~/krishna_dhakal
#AI#AWS#RAG#Qdrant#Teams

Building a Real-Time Video Assistant with RAG on AWS

> April 15, 2025

One of the most interesting projects I have shipped is a Video Assistant that autonomously joins Microsoft Teams meetings and delivers real-time news briefings relevant to the ongoing conversation. This post explains the architecture from ingestion to delivery.


> The Problem


Enterprise teams spend hours manually researching context before meetings. The goal was to build a system that automatically surfaces the most relevant news and internal documents during a live meeting — without any human curation.


> Architecture Overview


The system has four main stages:


  • **Ingestion** — scrape news sources on a schedule, chunk and embed documents
  • **Indexing** — store embeddings in Qdrant with rich metadata
  • **Retrieval** — semantic search triggered by meeting transcript segments
  • **Delivery** — a bot that joins Teams calls and posts briefings in the chat

> Stage 1: News Ingestion with AWS Lambda


import boto3
import feedparser
from qdrant_client import QdrantClient
from qdrant_client.models import PointStruct

def handler(event, context):
    feeds = ["https://feeds.reuters.com/reuters/topNews", "https://rss.nytimes.com/services/xml/rss/nyt/HomePage.xml"]
    articles = []
    for feed_url in feeds:
        feed = feedparser.parse(feed_url)
        for entry in feed.entries[:20]:
            articles.append({"title": entry.title, "summary": entry.summary, "published": entry.published})
    embed_and_index(articles)
    return {"indexed": len(articles)}

A CloudWatch Events rule triggers this Lambda every 15 minutes, keeping the index fresh.

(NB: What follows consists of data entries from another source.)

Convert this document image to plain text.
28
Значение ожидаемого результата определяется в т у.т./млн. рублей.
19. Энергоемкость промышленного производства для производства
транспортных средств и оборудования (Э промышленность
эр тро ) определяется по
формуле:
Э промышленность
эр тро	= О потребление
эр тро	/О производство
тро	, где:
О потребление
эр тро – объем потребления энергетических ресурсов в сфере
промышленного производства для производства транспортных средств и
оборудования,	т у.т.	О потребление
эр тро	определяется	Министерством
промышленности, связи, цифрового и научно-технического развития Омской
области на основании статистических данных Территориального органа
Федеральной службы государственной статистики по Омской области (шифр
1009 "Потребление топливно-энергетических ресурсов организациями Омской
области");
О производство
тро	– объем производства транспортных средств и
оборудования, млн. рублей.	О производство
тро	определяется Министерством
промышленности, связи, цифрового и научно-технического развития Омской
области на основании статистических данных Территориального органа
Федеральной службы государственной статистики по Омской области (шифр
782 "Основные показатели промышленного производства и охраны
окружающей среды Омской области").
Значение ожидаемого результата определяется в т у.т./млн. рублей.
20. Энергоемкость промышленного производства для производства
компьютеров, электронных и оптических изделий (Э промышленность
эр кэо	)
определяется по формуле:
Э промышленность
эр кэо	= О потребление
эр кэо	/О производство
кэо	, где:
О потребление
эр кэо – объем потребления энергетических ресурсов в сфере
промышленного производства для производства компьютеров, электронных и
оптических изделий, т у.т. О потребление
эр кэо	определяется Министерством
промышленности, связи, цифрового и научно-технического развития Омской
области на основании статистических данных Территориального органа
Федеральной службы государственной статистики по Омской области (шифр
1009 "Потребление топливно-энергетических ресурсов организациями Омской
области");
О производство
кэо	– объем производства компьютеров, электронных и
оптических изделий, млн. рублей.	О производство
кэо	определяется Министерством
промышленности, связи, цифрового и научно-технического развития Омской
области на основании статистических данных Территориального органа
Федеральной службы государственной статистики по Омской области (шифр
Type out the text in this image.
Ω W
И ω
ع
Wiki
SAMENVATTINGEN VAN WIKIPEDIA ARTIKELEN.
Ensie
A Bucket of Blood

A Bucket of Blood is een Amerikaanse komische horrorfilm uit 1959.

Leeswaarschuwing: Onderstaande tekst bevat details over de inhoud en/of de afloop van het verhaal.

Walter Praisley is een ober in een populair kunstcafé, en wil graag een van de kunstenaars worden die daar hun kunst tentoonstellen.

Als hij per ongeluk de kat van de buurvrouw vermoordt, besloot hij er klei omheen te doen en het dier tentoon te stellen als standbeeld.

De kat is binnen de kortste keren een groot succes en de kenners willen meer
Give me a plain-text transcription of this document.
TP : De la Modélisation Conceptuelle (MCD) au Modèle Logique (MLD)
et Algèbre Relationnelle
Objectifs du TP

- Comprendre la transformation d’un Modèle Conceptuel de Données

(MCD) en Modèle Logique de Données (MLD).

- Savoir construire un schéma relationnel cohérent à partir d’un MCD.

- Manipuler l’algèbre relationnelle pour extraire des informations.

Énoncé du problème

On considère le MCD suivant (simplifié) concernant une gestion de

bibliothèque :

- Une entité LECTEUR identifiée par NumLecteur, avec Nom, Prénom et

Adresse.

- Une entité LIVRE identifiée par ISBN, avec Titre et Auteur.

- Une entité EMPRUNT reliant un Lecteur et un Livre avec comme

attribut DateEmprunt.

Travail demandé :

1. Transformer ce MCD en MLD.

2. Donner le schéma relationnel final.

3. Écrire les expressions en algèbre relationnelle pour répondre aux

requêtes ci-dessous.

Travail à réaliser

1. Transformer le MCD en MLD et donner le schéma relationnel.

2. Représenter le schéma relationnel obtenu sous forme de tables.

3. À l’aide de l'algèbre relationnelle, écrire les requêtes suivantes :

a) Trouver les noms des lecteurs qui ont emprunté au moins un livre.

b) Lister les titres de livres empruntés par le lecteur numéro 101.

> Stage 2: Embedding and Indexing with Qdrant


from langchain_aws import BedrockEmbeddings
from qdrant_client.models import Distance, VectorParams

embeddings = BedrockEmbeddings(model_id="amazon.titan-embed-text-v1", region_name="us-east-1")
client = QdrantClient(url=QDRANT_URL, api_key=QDRANT_API_KEY)

client.recreate_collection(
    collection_name="news",
    vectors_config=VectorParams(size=1536, distance=Distance.COSINE),
)

def embed_and_index(articles):
    points = []
    for i, article in enumerate(articles):
        text = f"{article['title']}. {article['summary']}"
        vector = embeddings.embed_query(text)
        points.append(PointStruct(id=i, vector=vector, payload=article))
    client.upsert(collection_name="news", points=points)

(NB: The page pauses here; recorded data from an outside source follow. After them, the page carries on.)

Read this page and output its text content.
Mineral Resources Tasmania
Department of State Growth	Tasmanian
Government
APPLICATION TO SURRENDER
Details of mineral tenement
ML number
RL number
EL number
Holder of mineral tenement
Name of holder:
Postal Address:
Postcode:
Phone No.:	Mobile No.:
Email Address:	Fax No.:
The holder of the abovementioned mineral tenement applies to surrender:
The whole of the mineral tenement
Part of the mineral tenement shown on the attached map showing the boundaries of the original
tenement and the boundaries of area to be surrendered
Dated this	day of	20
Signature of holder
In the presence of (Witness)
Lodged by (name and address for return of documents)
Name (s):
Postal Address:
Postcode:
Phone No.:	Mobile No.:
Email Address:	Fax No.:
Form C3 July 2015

> Stage 3: Real-Time Retrieval


During a meeting, the Teams bot captures transcript segments and triggers retrieval:


def retrieve_relevant_news(transcript_segment: str, top_k: int = 5):
    query_vector = embeddings.embed_query(transcript_segment)
    results = client.search(
        collection_name="news",
        query_vector=query_vector,
        limit=top_k,
        score_threshold=0.72,
    )
    return [r.payload for r in results]

The score threshold (0.72) was tuned empirically to filter noise while keeping high-signal results.

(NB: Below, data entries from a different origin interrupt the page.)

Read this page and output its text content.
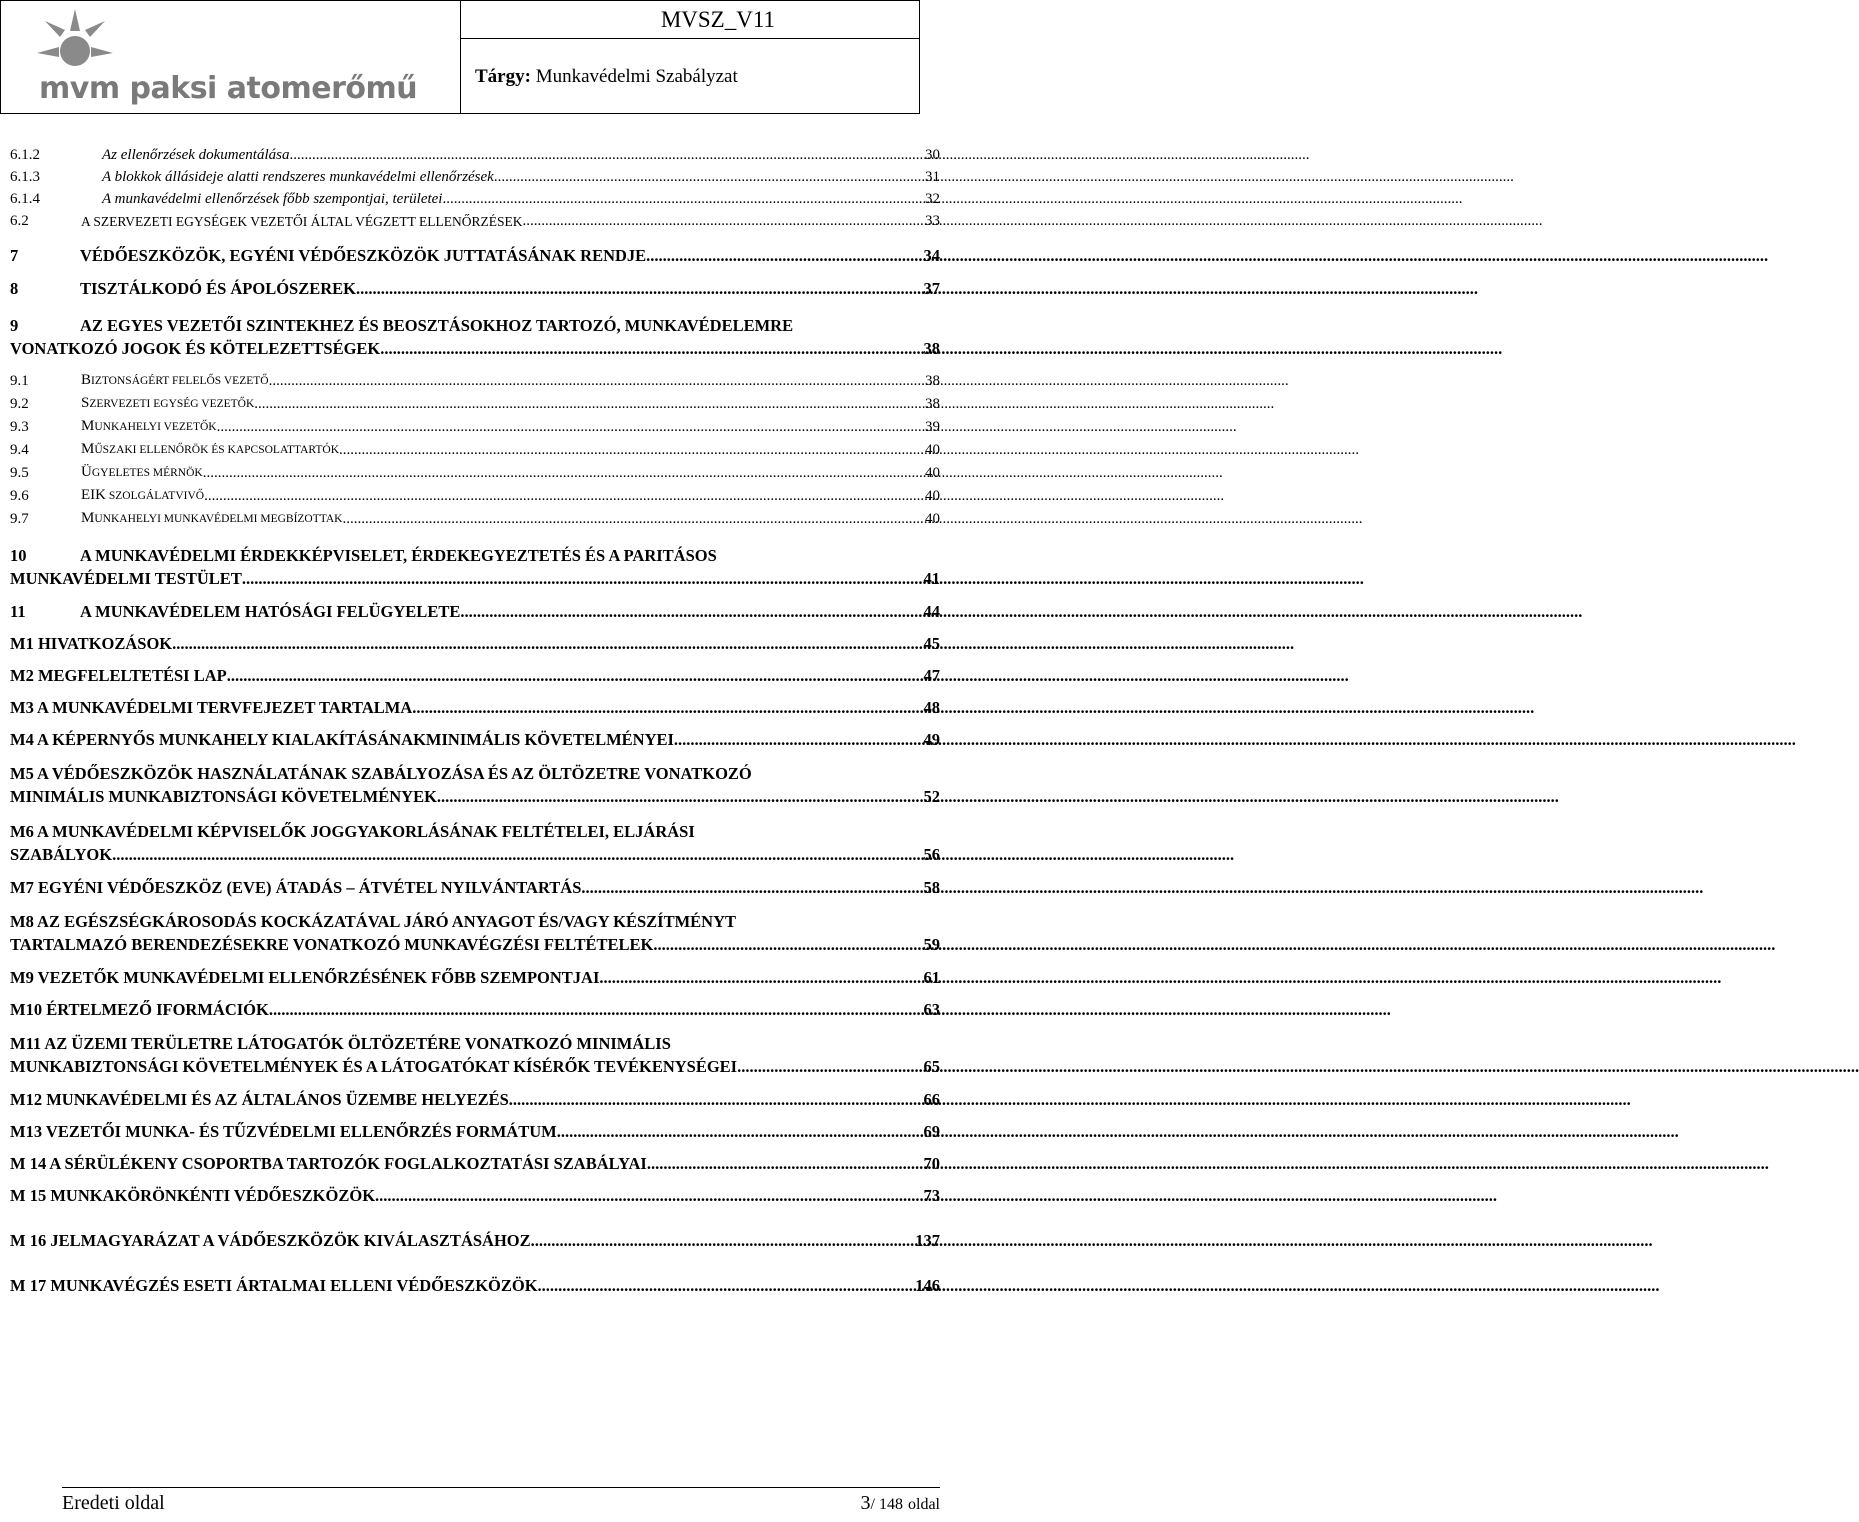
mvm paksi atomerőmű
MVSZ_V11
Tárgy: Munkavédelmi Szabályzat
6.1.2	Az ellenőrzések dokumentálása .....	30
6.1.3	A blokkok állásideje alatti rendszeres munkavédelmi ellenőrzések .....	31
6.1.4	A munkavédelmi ellenőrzések főbb szempontjai, területei .....	32
6.2	A SZERVEZETI EGYSÉGEK VEZETŐI ÁLTAL VÉGZETT ELLENŐRZÉSEK .....	33
7	VÉDŐESZKÖZÖK, EGYÉNI VÉDŐESZKÖZÖK JUTTATÁSÁNAK RENDJE .....	34
8	TISZTÁLKODÓ ÉS ÁPOLÓSZEREK .....	37
9	AZ EGYES VEZETŐI SZINTEKHEZ ÉS BEOSZTÁSOKHOZ TARTOZÓ, MUNKAVÉDELEMRE
VONATKOZÓ JOGOK ÉS KÖTELEZETTSÉGEK .....	38
9.1	BIZTONSÁGÉRT FELELŐS VEZETŐ .....	38
9.2	SZERVEZETI EGYSÉG VEZETŐK .....	38
9.3	MUNKAHELYI VEZETŐK .....	39
9.4	MŰSZAKI ELLENŐRÖK ÉS KAPCSOLATTARTÓK .....	40
9.5	ÜGYELETES MÉRNÖK .....	40
9.6	EIK SZOLGÁLATVIVŐ .....	40
9.7	MUNKAHELYI MUNKAVÉDELMI MEGBÍZOTTAK .....	40
10	A MUNKAVÉDELMI ÉRDEKKÉPVISELET, ÉRDEKEGYEZTETÉS ÉS A PARITÁSOS
MUNKAVÉDELMI TESTÜLET .....	41
11	A MUNKAVÉDELEM HATÓSÁGI FELÜGYELETE .....	44
M1 HIVATKOZÁSOK .....	45
M2 MEGFELELTETÉSI LAP .....	47
M3 A MUNKAVÉDELMI TERVFEJEZET TARTALMA .....	48
M4 A KÉPERNYŐS MUNKAHELY KIALAKÍTÁSÁNAKMINIMÁLIS KÖVETELMÉNYEI .....	49
M5 A VÉDŐESZKÖZÖK HASZNÁLATÁNAK SZABÁLYOZÁSA ÉS AZ ÖLTÖZETRE VONATKOZÓ
MINIMÁLIS MUNKABIZTONSÁGI KÖVETELMÉNYEK .....	52
M6 A MUNKAVÉDELMI KÉPVISELŐK JOGGYAKORLÁSÁNAK FELTÉTELEI, ELJÁRÁSI
SZABÁLYOK .....	56
M7 EGYÉNI VÉDŐESZKÖZ (EVE) ÁTADÁS – ÁTVÉTEL NYILVÁNTARTÁS .....	58
M8 AZ EGÉSZSÉGKÁROSODÁS KOCKÁZATÁVAL JÁRÓ ANYAGOT ÉS/VAGY KÉSZÍTMÉNYT
TARTALMAZÓ BERENDEZÉSEKRE VONATKOZÓ MUNKAVÉGZÉSI FELTÉTELEK .....	59
M9 VEZETŐK MUNKAVÉDELMI ELLENŐRZÉSÉNEK FŐBB SZEMPONTJAI .....	61
M10 ÉRTELMEZŐ IFORMÁCIÓK .....	63
M11 AZ ÜZEMI TERÜLETRE LÁTOGATÓK ÖLTÖZETÉRE VONATKOZÓ MINIMÁLIS
MUNKABIZTONSÁGI KÖVETELMÉNYEK ÉS A LÁTOGATÓKAT KÍSÉRŐK TEVÉKENYSÉGEI .....	65
M12 MUNKAVÉDELMI ÉS AZ ÁLTALÁNOS ÜZEMBE HELYEZÉS .....	66
M13 VEZETŐI MUNKA- ÉS TŰZVÉDELMI ELLENŐRZÉS FORMÁTUM .....	69
M 14 A SÉRÜLÉKENY CSOPORTBA TARTOZÓK FOGLALKOZTATÁSI SZABÁLYAI .....	70
M 15 MUNKAKÖRÖNKÉNTI VÉDŐESZKÖZÖK .....	73
M 16 JELMAGYARÁZAT A VÁDŐESZKÖZÖK KIVÁLASZTÁSÁHOZ .....	137
M 17 MUNKAVÉGZÉS ESETI ÁRTALMAI ELLENI VÉDŐESZKÖZÖK .....	146
Eredeti oldal	3/ 148 oldal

> Stage 4: Teams Bot Delivery


The bot uses the Microsoft Bot Framework SDK to join meetings and post briefings:


async def on_message_activity(self, turn_context: TurnContext):
    transcript = turn_context.activity.text
    news_items = retrieve_relevant_news(transcript)
    if news_items:
        summary = format_briefing(news_items)
        await turn_context.send_activity(MessageFactory.text(summary))

> Lessons Learned


  1. **Rate-limit your ingestion** — news APIs and RSS feeds have quotas; use SQS to buffer bursts.
  2. **Tune your score threshold carefully** — too low gives noise, too high misses useful context.
  3. **Async delivery matters** — posting synchronously in the bot handler causes timeouts in Teams; always use background tasks.
  4. **Monitor your vector store** — Qdrant collection sizes grow fast; implement TTL-based cleanup for stale news.

This project showed me that the hardest part of a RAG system is not the LLM — it's data freshness and retrieval quality tuning.